Attention à ne pas sous-estimer ses capacités : j’ai vu beaucoup de gens se dévaloriser alors que leur travail était impeccable. A un point où ces personnes ne se sentaient pas légitimes de faire payer correctement leurs prestations. Toutes les raisons de « faire du gratuit » données ci-haut restent des exceptions : il faut être lucide par rapport à la qualité de notre travail et se faire payer en conséquence.

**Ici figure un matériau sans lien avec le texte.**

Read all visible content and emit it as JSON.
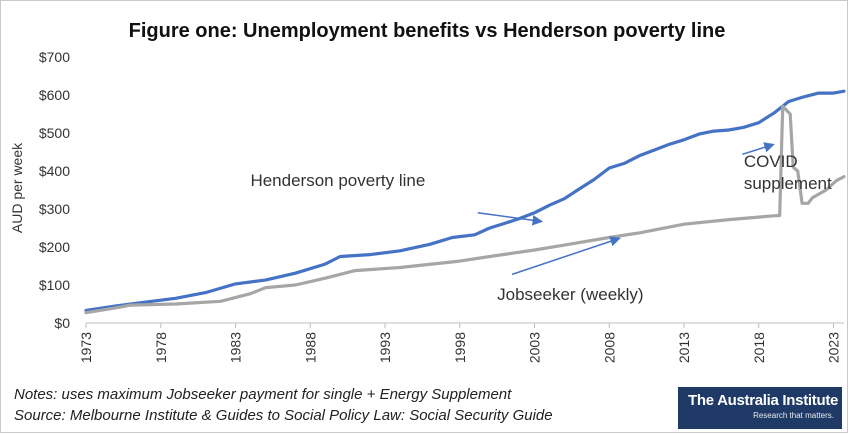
{
  "chart_data": {
    "type": "line",
    "title": "Figure one: Unemployment benefits vs Henderson poverty line",
    "ylabel": "AUD per week",
    "xlabel": "",
    "xlim": [
      1973,
      2023.7
    ],
    "ylim": [
      0,
      700
    ],
    "yticks": [
      0,
      100,
      200,
      300,
      400,
      500,
      600,
      700
    ],
    "ytick_labels": [
      "$0",
      "$100",
      "$200",
      "$300",
      "$400",
      "$500",
      "$600",
      "$700"
    ],
    "xticks": [
      1973,
      1978,
      1983,
      1988,
      1993,
      1998,
      2003,
      2008,
      2013,
      2018,
      2023
    ],
    "xtick_labels": [
      "1973",
      "1978",
      "1983",
      "1988",
      "1993",
      "1998",
      "2003",
      "2008",
      "2013",
      "2018",
      "2023"
    ],
    "grid": false,
    "series": [
      {
        "name": "Henderson poverty line",
        "color": "#4472c4",
        "points": [
          [
            1973,
            33
          ],
          [
            1975,
            45
          ],
          [
            1977,
            55
          ],
          [
            1979,
            65
          ],
          [
            1981,
            80
          ],
          [
            1983,
            103
          ],
          [
            1985,
            113
          ],
          [
            1987,
            131
          ],
          [
            1989,
            155
          ],
          [
            1990,
            175
          ],
          [
            1992,
            180
          ],
          [
            1994,
            190
          ],
          [
            1996,
            207
          ],
          [
            1997.5,
            225
          ],
          [
            1999,
            232
          ],
          [
            2000,
            250
          ],
          [
            2001,
            262
          ],
          [
            2002,
            275
          ],
          [
            2003,
            290
          ],
          [
            2004,
            310
          ],
          [
            2005,
            327
          ],
          [
            2006,
            353
          ],
          [
            2007,
            378
          ],
          [
            2008,
            408
          ],
          [
            2009,
            420
          ],
          [
            2010,
            440
          ],
          [
            2011,
            455
          ],
          [
            2012,
            470
          ],
          [
            2013,
            482
          ],
          [
            2014,
            497
          ],
          [
            2015,
            505
          ],
          [
            2016,
            508
          ],
          [
            2017,
            515
          ],
          [
            2018,
            527
          ],
          [
            2019,
            552
          ],
          [
            2020,
            583
          ],
          [
            2021,
            595
          ],
          [
            2022,
            605
          ],
          [
            2023,
            605
          ],
          [
            2023.7,
            610
          ]
        ]
      },
      {
        "name": "Jobseeker (weekly)",
        "color": "#a6a6a6",
        "points": [
          [
            1973,
            27
          ],
          [
            1975,
            40
          ],
          [
            1976,
            47
          ],
          [
            1979,
            50
          ],
          [
            1982,
            57
          ],
          [
            1984,
            77
          ],
          [
            1985,
            93
          ],
          [
            1987,
            100
          ],
          [
            1989,
            118
          ],
          [
            1991,
            138
          ],
          [
            1994,
            146
          ],
          [
            1998,
            163
          ],
          [
            2000,
            175
          ],
          [
            2003,
            192
          ],
          [
            2005,
            205
          ],
          [
            2008,
            225
          ],
          [
            2010,
            237
          ],
          [
            2013,
            260
          ],
          [
            2016,
            272
          ],
          [
            2019,
            282
          ],
          [
            2019.4,
            283
          ],
          [
            2019.6,
            570
          ],
          [
            2020.1,
            550
          ],
          [
            2020.3,
            410
          ],
          [
            2020.6,
            400
          ],
          [
            2020.9,
            315
          ],
          [
            2021.3,
            315
          ],
          [
            2021.6,
            330
          ],
          [
            2022.5,
            350
          ],
          [
            2023.2,
            375
          ],
          [
            2023.7,
            385
          ]
        ]
      }
    ],
    "annotations": [
      {
        "lines": [
          "Henderson poverty line"
        ],
        "text_at": [
          1984.0,
          360
        ],
        "arrow_from": [
          1999.2,
          290
        ],
        "arrow_to": [
          2003.5,
          267
        ]
      },
      {
        "lines": [
          "Jobseeker (weekly)"
        ],
        "text_at": [
          2000.5,
          60
        ],
        "arrow_from": [
          2001.5,
          128
        ],
        "arrow_to": [
          2008.7,
          223
        ]
      },
      {
        "lines": [
          "COVID",
          "supplement"
        ],
        "text_at": [
          2017.0,
          410
        ],
        "arrow_from": [
          2016.9,
          444
        ],
        "arrow_to": [
          2019.0,
          470
        ]
      }
    ],
    "legend": "none"
  },
  "notes": {
    "line1": "Notes: uses maximum Jobseeker payment for single + Energy Supplement",
    "line2": "Source: Melbourne Institute & Guides to Social Policy Law: Social Security Guide"
  },
  "logo": {
    "name": "The Australia Institute",
    "tagline": "Research that matters."
  }
}
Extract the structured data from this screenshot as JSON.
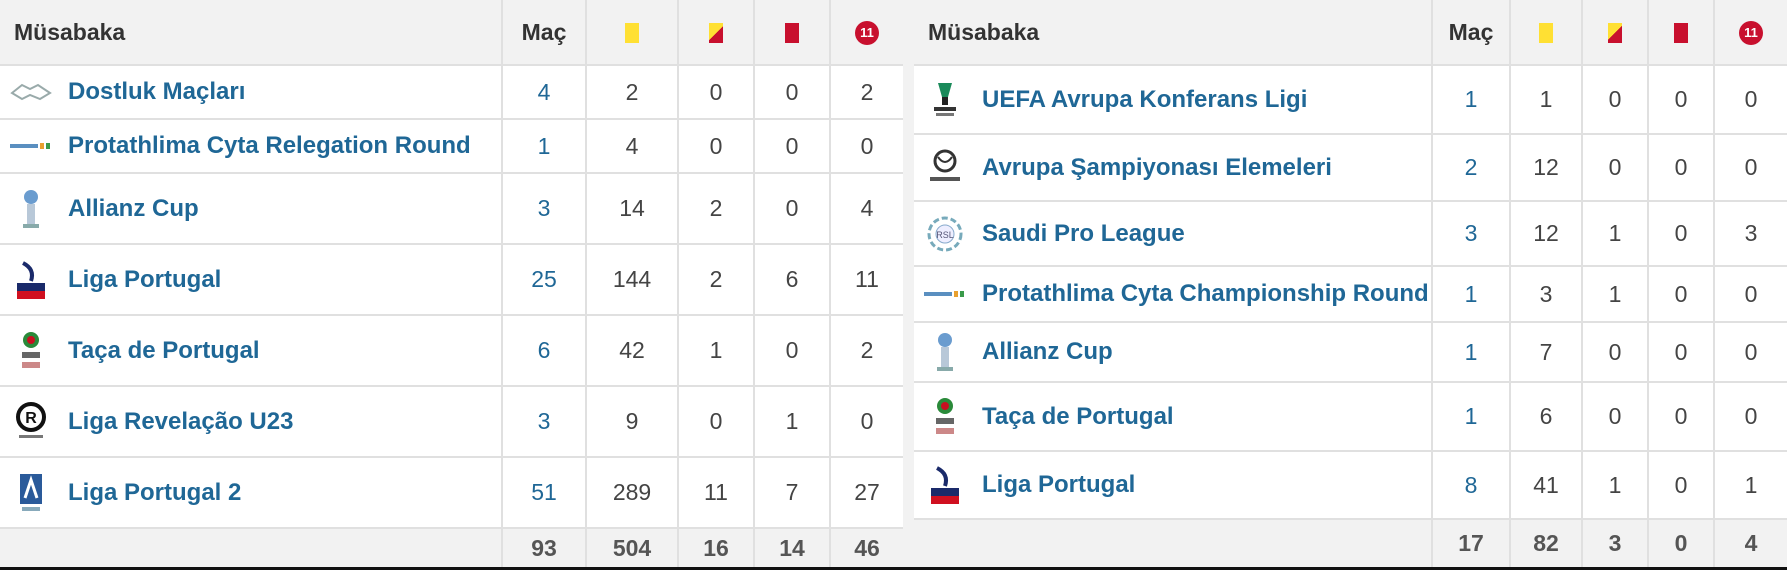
{
  "left": {
    "headers": {
      "competition": "Müsabaka",
      "matches": "Maç",
      "red_badge_text": "11"
    },
    "rows": [
      {
        "name": "Dostluk Maçları",
        "logo": "handshake-icon",
        "matches": "4",
        "yellow": "2",
        "yellow_red": "0",
        "red": "0",
        "penalty": "2"
      },
      {
        "name": "Protathlima Cyta Relegation Round",
        "logo": "cyta-logo",
        "matches": "1",
        "yellow": "4",
        "yellow_red": "0",
        "red": "0",
        "penalty": "0"
      },
      {
        "name": "Allianz Cup",
        "logo": "allianz-cup-logo",
        "matches": "3",
        "yellow": "14",
        "yellow_red": "2",
        "red": "0",
        "penalty": "4"
      },
      {
        "name": "Liga Portugal",
        "logo": "liga-portugal-logo",
        "matches": "25",
        "yellow": "144",
        "yellow_red": "2",
        "red": "6",
        "penalty": "11"
      },
      {
        "name": "Taça de Portugal",
        "logo": "taca-portugal-logo",
        "matches": "6",
        "yellow": "42",
        "yellow_red": "1",
        "red": "0",
        "penalty": "2"
      },
      {
        "name": "Liga Revelação U23",
        "logo": "liga-revelacao-logo",
        "matches": "3",
        "yellow": "9",
        "yellow_red": "0",
        "red": "1",
        "penalty": "0"
      },
      {
        "name": "Liga Portugal 2",
        "logo": "liga-portugal-2-logo",
        "matches": "51",
        "yellow": "289",
        "yellow_red": "11",
        "red": "7",
        "penalty": "27"
      }
    ],
    "totals": {
      "matches": "93",
      "yellow": "504",
      "yellow_red": "16",
      "red": "14",
      "penalty": "46"
    }
  },
  "right": {
    "headers": {
      "competition": "Müsabaka",
      "matches": "Maç",
      "red_badge_text": "11"
    },
    "rows": [
      {
        "name": "UEFA Avrupa Konferans Ligi",
        "logo": "uefa-conference-logo",
        "matches": "1",
        "yellow": "1",
        "yellow_red": "0",
        "red": "0",
        "penalty": "0"
      },
      {
        "name": "Avrupa Şampiyonası Elemeleri",
        "logo": "euro-qualifiers-logo",
        "matches": "2",
        "yellow": "12",
        "yellow_red": "0",
        "red": "0",
        "penalty": "0"
      },
      {
        "name": "Saudi Pro League",
        "logo": "saudi-pro-league-logo",
        "matches": "3",
        "yellow": "12",
        "yellow_red": "1",
        "red": "0",
        "penalty": "3"
      },
      {
        "name": "Protathlima Cyta Championship Round",
        "logo": "cyta-logo",
        "matches": "1",
        "yellow": "3",
        "yellow_red": "1",
        "red": "0",
        "penalty": "0"
      },
      {
        "name": "Allianz Cup",
        "logo": "allianz-cup-logo",
        "matches": "1",
        "yellow": "7",
        "yellow_red": "0",
        "red": "0",
        "penalty": "0"
      },
      {
        "name": "Taça de Portugal",
        "logo": "taca-portugal-logo",
        "matches": "1",
        "yellow": "6",
        "yellow_red": "0",
        "red": "0",
        "penalty": "0"
      },
      {
        "name": "Liga Portugal",
        "logo": "liga-portugal-logo",
        "matches": "8",
        "yellow": "41",
        "yellow_red": "1",
        "red": "0",
        "penalty": "1"
      }
    ],
    "totals": {
      "matches": "17",
      "yellow": "82",
      "yellow_red": "3",
      "red": "0",
      "penalty": "4"
    }
  },
  "colors": {
    "link": "#1f6796",
    "yellow_card": "#ffe033",
    "red_card": "#c8102e",
    "header_bg": "#f2f2f2"
  }
}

Je trouve cette mini-BD drôle, même si je ne suis pas d’accord avec la vieille rengaine des gens qui tirent le marché vers le bas : quand on a de vrais clients qui comprennent l’intérêt d’une vidéo bien faite, ils ne se tournent pas vers des gens dont c’est le hobby. Ils sont prêts à mettre le prix pour avoir des garanties en retour. Les prestataires au rabais qui proposent des vidéos à 200 € n’auront que des clients qui ne sont prêt qu’à payer 200 € pour une vidéo mal fichue. Ce ne sont pas des prospects avec lesquels je souhaite travailler, car je ne peux pas travailler à perte. Je les laisse donc volontiers aux personnes qui cassent les prix.

Conclusion

Je le répète : ne jamais travailler gratuitement. Et si jamais on veut offrir des choses, il faut que ce soit justifié, que cela nous rapporte une chose de valeur : des images pour notre promotion ou une expérience supplémentaire. J’exclus de cette liste les arguments de « visibilité donnée à notre travail » et de plaisir à tourner les images : si un client se targue de pouvoir rendre notre travail très visible, c’est qu’il a les moyens de nous payer. Et le plaisir de filmer ne permet pas de manger.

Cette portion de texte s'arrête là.